Pour Vincent Grivet : « Le broadcast est une  réelle opportunité pour les contenus télévisés dans la mesure où les gens reçoivent le même contenu en même temps. » Pour la vidéo à la demande ou la catch up TV, 80% des minutes consommées se portent sur un nombre limité de contenus (qui peuvent  changer dans le temps) mais qui à un moment donné, peuvent être broadcastés. (Match de football, tennis etc…) . « Pour donner quelques ordres de grandeur de cette d économie poursuit-il,  on pense que assez rapidement les opérateurs mobiles pourraient décharger la moitié de leur trafic vidéo sur des réseaux de broadcast ce qui fait environ 30% de leur trafic data global. »  Il mentionne plusieurs centaines de millions d’euros d’économies par an…  « Un  abonné dans les conditions de coût des réseaux 3G (qui ne sont pas vraiment optimisés), coute 60 euros par mois à l’opérateur s’il regarde 10 minutes de TV sur son mobile par jour. Si dans 5 ans, l’utilisateur passe à 30 minutes de TV sur mobile par jour, sachant que la productivité des réseaux aura été améliorée par le 3G et le LTE, il coutera 10 euros. Mais sur un réseau de broadcast, on peut  diviser aujourd’hui comme dans 10 ans ces coûts par un facteur entre 10 et 15… on revient à des coûts qui ne s’expriment plus en euros par mois mais plutôt en centimes d’euros par mois comme c’est le cas dans la TNT ». Il est certain que la distribution de la TNT à presque 60 millions de Français ne coûte pas 10 euros par foyers, car dans ces conditions elle n’aurait jamais vu le jour.

Le verrou est le « go to market »… TDF veut débloquer la situation

Vincent Grivet ajoute que la qualité des flux télévisuels obtenus dans le broadcast est bien meilleure et plus stable. « Le broadcast est associé à la qualité HD, ce qui n’est pas le cas de l’Unicast » L’agenda de la TMP a été fixé et semble se dérouler normalement puisqu’à la fin du mois de mars, le CSA a donné l’autorisation d’émettre à 16 chaines de TMP, après un long processus de sélection qui a commencé en mars 2007. Après avoir examiné les dossiers d’exploitation dans le détail, le CSA donnera son accord définitif le 7 juin prochain. Mais le processus aurait pu s’arrêter là  car pour l’instant il n’y a pas encore vraiment de réseau…Le mois dernier pourtant, TDF a été choisi par le gouvernement pour être l’épine dorsale de ce nouveau réseau auquel il espère encore que des opérateurs viendront s’associer. TDF allié avec Omer Telecom (qui en France possède Virgin Mobile, Tele2 Mobile, Breizh Mobile et Casino Mobile), annonçait que 50% de la population française serait couverte d’ici la fin de 2011 dans 2500 communes comprenant 80 des plus grandes villes de France.
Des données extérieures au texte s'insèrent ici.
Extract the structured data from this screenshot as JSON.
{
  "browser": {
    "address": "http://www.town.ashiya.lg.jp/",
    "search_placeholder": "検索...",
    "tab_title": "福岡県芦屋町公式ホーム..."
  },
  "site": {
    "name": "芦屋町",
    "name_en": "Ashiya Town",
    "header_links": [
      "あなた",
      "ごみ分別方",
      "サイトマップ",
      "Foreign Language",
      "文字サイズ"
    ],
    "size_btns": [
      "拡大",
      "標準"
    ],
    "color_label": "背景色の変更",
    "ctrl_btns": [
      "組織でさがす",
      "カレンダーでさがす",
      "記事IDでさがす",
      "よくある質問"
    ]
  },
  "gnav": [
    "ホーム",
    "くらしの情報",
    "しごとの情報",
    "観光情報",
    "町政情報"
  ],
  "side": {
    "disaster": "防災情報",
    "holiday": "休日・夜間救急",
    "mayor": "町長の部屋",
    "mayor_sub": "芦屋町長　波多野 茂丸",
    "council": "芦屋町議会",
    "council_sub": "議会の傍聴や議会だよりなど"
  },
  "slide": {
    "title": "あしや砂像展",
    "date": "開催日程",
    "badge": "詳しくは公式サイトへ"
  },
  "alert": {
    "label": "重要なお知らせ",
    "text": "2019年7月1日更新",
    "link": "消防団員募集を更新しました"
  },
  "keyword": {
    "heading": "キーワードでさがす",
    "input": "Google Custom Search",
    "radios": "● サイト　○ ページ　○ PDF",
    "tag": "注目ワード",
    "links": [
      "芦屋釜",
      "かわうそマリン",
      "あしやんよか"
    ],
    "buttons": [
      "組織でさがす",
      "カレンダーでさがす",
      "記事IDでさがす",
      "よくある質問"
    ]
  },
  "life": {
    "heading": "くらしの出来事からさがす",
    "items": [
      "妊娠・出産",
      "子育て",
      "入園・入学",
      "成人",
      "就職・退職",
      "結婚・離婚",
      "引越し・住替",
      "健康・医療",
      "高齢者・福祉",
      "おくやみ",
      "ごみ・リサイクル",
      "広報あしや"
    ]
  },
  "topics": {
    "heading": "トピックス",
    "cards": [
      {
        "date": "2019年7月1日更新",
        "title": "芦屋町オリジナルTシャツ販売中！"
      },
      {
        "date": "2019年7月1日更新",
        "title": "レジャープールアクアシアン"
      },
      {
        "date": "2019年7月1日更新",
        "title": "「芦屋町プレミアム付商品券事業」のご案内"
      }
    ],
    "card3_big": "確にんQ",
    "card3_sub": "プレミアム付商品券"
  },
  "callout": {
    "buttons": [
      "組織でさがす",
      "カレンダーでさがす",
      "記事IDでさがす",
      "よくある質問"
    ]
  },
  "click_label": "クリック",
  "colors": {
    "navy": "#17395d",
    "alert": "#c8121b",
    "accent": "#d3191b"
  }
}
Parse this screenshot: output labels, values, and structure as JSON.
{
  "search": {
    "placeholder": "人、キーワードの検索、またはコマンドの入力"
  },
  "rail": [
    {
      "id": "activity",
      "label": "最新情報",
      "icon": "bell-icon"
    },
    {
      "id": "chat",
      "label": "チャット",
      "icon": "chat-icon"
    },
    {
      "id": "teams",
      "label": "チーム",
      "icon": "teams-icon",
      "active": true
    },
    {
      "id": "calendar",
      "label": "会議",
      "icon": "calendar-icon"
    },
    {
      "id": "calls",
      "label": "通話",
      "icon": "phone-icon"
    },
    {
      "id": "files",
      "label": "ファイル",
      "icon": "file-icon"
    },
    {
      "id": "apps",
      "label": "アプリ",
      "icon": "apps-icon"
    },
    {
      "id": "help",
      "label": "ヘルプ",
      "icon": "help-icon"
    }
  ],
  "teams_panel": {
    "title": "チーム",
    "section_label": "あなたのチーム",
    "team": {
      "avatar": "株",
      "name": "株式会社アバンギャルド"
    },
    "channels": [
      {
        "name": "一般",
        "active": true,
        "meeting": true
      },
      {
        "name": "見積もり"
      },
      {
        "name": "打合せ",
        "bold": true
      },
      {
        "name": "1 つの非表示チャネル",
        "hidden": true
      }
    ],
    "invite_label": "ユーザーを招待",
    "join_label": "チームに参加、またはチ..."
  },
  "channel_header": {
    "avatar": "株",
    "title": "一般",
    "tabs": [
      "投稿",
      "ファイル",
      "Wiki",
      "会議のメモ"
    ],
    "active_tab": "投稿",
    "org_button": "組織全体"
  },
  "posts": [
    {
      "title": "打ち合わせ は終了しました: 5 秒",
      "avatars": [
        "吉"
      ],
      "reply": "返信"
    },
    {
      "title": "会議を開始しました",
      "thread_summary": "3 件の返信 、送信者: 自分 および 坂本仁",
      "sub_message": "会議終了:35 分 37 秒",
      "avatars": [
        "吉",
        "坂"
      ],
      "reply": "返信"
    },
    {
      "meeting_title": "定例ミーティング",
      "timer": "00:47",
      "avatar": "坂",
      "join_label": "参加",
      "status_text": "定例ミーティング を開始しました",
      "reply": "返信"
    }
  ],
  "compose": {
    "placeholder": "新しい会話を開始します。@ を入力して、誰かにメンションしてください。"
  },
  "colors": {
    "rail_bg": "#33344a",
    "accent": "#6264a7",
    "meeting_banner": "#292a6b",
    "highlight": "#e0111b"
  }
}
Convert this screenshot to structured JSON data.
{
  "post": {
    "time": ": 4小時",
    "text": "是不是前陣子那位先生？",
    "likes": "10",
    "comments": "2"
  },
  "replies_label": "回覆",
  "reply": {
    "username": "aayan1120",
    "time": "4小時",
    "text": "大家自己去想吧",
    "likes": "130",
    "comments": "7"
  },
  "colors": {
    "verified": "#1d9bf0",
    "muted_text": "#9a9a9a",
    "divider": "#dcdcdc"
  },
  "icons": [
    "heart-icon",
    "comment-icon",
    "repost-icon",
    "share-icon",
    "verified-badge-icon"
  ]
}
Virgin Mobile (un MVNO de Orange qui dispose de 1.7 millions d’abonnés en France) aurait une exclusivité sur le réseau pendant 6 mois avant de l’ouvrir à d’autres, s’ils veulent bien venir… L’investissement annoncé par TDF pour cette tranche est de €15 millions ce qui semble dérisoire par rapport aux sommes englouties par les opérateurs dans leurs réseaux mobiles saturés… Le coût de l’abonnement serait de quelques euros par mois pour l’abonné.

Un problème de terminaux…

« Les opérateurs ont décidé que la TMP n’était pas une technologie sur laquelle ils voulaient s’engager et investir » conclue Vincent Grivet. Il reste maintenant à faciliter l’apparition de terminaux compatibles DVB-H, ce qui pose un autre problème dans la mesure où les opérateurs verrouillent en grande partie ce marché par le phénomène de la subvention et qu’ils préfèrent bien sur favoriser leur propres chaînes TV. En effet, il faut disposer d’un téléphone qui dispose d’une puce spéciale DVB-H capable de recevoir le signal TV, ce qui augmente légèrement le coût de l’appareil. Mais si il apparait que si la TMP commence à attirer des clients,  les fabricants de téléphone vont rapidement développer de nouveaux terminaux compatibles DVB-H à des prix proche des anciens. TDF annonce que son réseau deviendrait  rentable avec 1 million d’abonnés… Vincent Grivet concluait : «Aujourd’hui aux Etats-Unis  grâce à un dispositif d’extension très simple, l’iPhone peut déjà accéder au système de TMP américain équivalent appelé Flo, dont la technologie provient de Qualcomm et qui a reçu le support des opérateurs américains. » A noter enfin que les autorités Espagnoles ont récemment  décidé, comme d’autres pays en Europe, d’arrêter tous les projets ibériques de DVB-H  et se proposent déjà de redistribuer les fréquences…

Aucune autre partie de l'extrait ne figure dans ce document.